DJ Forbes has brought the curtain down on the most successful playing career in rugby sevens history after announcing his retirement on Wednesday.
Forbes started on the road to stardom 11 years ago in 2006 and since then he has amassed a record 89 HSBC World Rugby Sevens Series tournament appearances and played in a record 512 World Series games, scoring 153 tries. He was on the winning side in 26 tournaments and notched up six World Series victories. He also captained New Zealand to gold at the Commonwealth Games and Rugby World Cup Sevens.
"I’ve built life-long friendships with players, coaches and management and got to experience the high of success on the international stage. I want to thank all those who have helped and supported me on the way,"
Forbes was named World Rugby Sevens Player of the Year in 2008 and has been the recipient of the Richard Crawshaw Memorial Trophy for Sevens Player of the Year at the New Zealand Rugby Awards in 2007, 2008 and 2014, the most wins by any player.

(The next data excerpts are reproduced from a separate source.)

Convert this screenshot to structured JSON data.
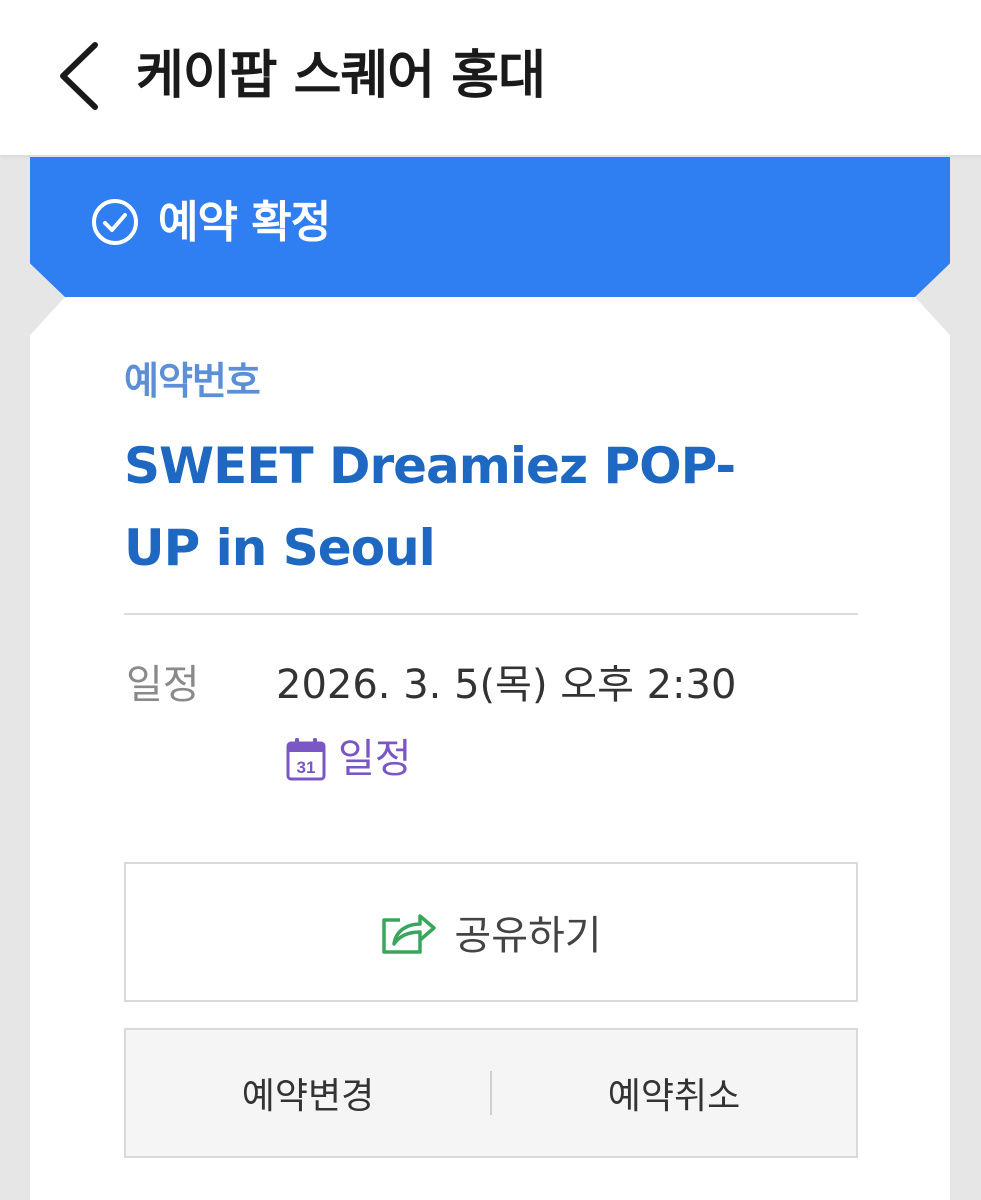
{
  "header": {
    "title": "케이팝 스퀘어 홍대",
    "back_icon": "chevron-left-icon"
  },
  "status_banner": {
    "text": "예약 확정",
    "icon": "check-circle-icon",
    "color": "#2f7ef2"
  },
  "reservation": {
    "label": "예약번호",
    "title": "SWEET Dreamiez POP-UP in Seoul"
  },
  "schedule": {
    "label": "일정",
    "value": "2026. 3. 5(목) 오후 2:30",
    "calendar_link": {
      "icon": "calendar-icon",
      "icon_text": "31",
      "label": "일정"
    }
  },
  "share": {
    "icon": "share-icon",
    "label": "공유하기"
  },
  "actions": {
    "change_label": "예약변경",
    "cancel_label": "예약취소"
  },
  "colors": {
    "accent_blue": "#2f7ef2",
    "title_blue": "#1f68c2",
    "label_blue": "#5d8fd6",
    "calendar_purple": "#7b57c6",
    "share_green": "#3aa55d"
  }
}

“The last 11 years with the All Blacks Sevens has been an awesome ride that I’ve loved every minute of. I’ve built life-long friendships with players, coaches and management and got to experience the high of success on the international stage. I want to thank all those who have helped and supported me on the way, from club level right through to the national side," he said.

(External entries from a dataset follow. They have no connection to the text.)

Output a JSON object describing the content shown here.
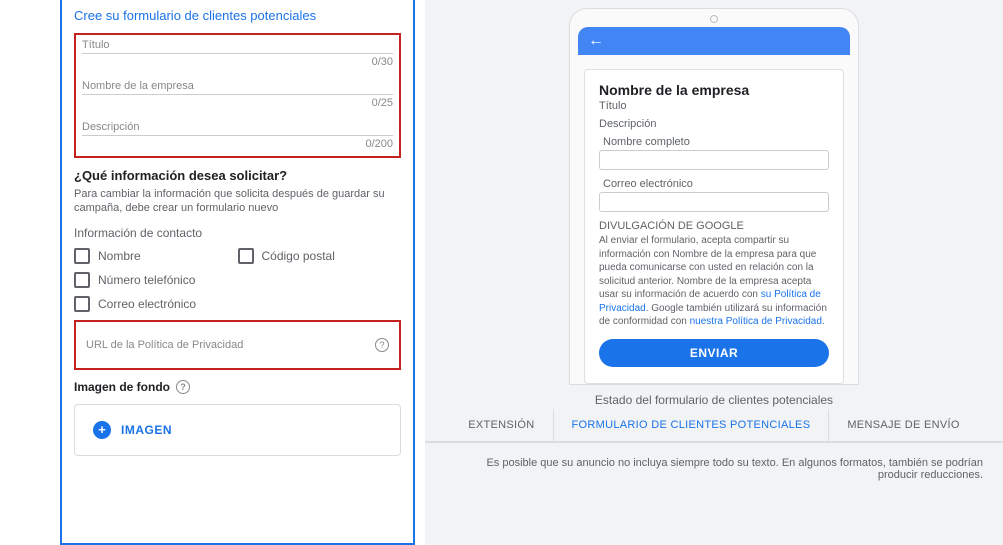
{
  "form": {
    "section_title": "Cree su formulario de clientes potenciales",
    "title_label": "Título",
    "title_counter": "0/30",
    "company_label": "Nombre de la empresa",
    "company_counter": "0/25",
    "description_label": "Descripción",
    "description_counter": "0/200",
    "info_question": "¿Qué información desea solicitar?",
    "info_help": "Para cambiar la información que solicita después de guardar su campaña, debe crear un formulario nuevo",
    "contact_info_label": "Información de contacto",
    "checks": {
      "name": "Nombre",
      "postal": "Código postal",
      "phone": "Número telefónico",
      "email": "Correo electrónico"
    },
    "privacy_url_label": "URL de la Política de Privacidad",
    "bg_label": "Imagen de fondo",
    "image_button": "IMAGEN"
  },
  "preview": {
    "company": "Nombre de la empresa",
    "title": "Título",
    "description": "Descripción",
    "fullname": "Nombre completo",
    "email": "Correo electrónico",
    "disclosure_title": "DIVULGACIÓN DE GOOGLE",
    "disclosure_text1": "Al enviar el formulario, acepta compartir su información con Nombre de la empresa para que pueda comunicarse con usted en relación con la solicitud anterior. Nombre de la empresa acepta usar su información de acuerdo con ",
    "disclosure_link1": "su Política de Privacidad",
    "disclosure_text2": ". Google también utilizará su información de conformidad con ",
    "disclosure_link2": "nuestra Política de Privacidad",
    "send": "ENVIAR",
    "state_label": "Estado del formulario de clientes potenciales",
    "tabs": {
      "ext": "EXTENSIÓN",
      "form": "FORMULARIO DE CLIENTES POTENCIALES",
      "msg": "MENSAJE DE ENVÍO"
    },
    "footer": "Es posible que su anuncio no incluya siempre todo su texto. En algunos formatos, también se podrían producir reducciones."
  }
}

“Sevens means you’re on the road a lot. While I got to travel and represent my country, sacrifices were made at home. I want to thank my wife and kids and family and friends for their enormous support, and I am looking forward to being around a lot more.
“Today starts my new life after footy. I’m looking forward to finishing my Master’s degree, which examines what makes successful coaching from an athlete’s perspective, and my goal is to one day coach a national side.”
END OF AN ERA
New Zealand Rugby CEO Steve Tew said DJ Forbes’ retirement was the end of an era.

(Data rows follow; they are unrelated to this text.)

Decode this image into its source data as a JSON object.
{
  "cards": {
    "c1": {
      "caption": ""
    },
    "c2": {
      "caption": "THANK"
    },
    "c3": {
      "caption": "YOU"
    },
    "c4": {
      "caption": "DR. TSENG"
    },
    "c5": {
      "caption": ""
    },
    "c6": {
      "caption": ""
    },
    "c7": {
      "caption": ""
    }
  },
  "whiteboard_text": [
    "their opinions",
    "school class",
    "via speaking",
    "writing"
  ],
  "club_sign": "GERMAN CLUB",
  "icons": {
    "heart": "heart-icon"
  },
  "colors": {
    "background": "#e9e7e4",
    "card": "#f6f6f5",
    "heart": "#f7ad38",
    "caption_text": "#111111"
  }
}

“DJ has been an integral part of an incredibly successful All Blacks Sevens outfit that defined the way the game is played. His natural leadership saw him take on the captaincy of the team during a period of triumph and his knowledge of sevens and calm wisdom will be sorely missed.
“His success in sevens is without peer. He’s been a consistent and dominant force on the world stage for so long, achieving nearly every title and accolade sevens has going during his playing career.
“DJ is one of the great guys of rugby. Dominant on the field and respected off it. He’s has been a great ambassador both nationally and internationally for sevens and has given a huge amount of his time help grow its profile. We are sad to see him go but wish him and his family all the best for the next stage in his career.”
All Blacks Sevens head coach Clark Laidlaw said DJ was an inspiration to the team.
“DJ’s contribution to sevens has been as big as any. His consistency of performance over a long-playing career is unheralded. What impresses me is DJ’s ability to always play at his very best and lead by example, regardless of the circumstances. We wish him the best of luck for the future.”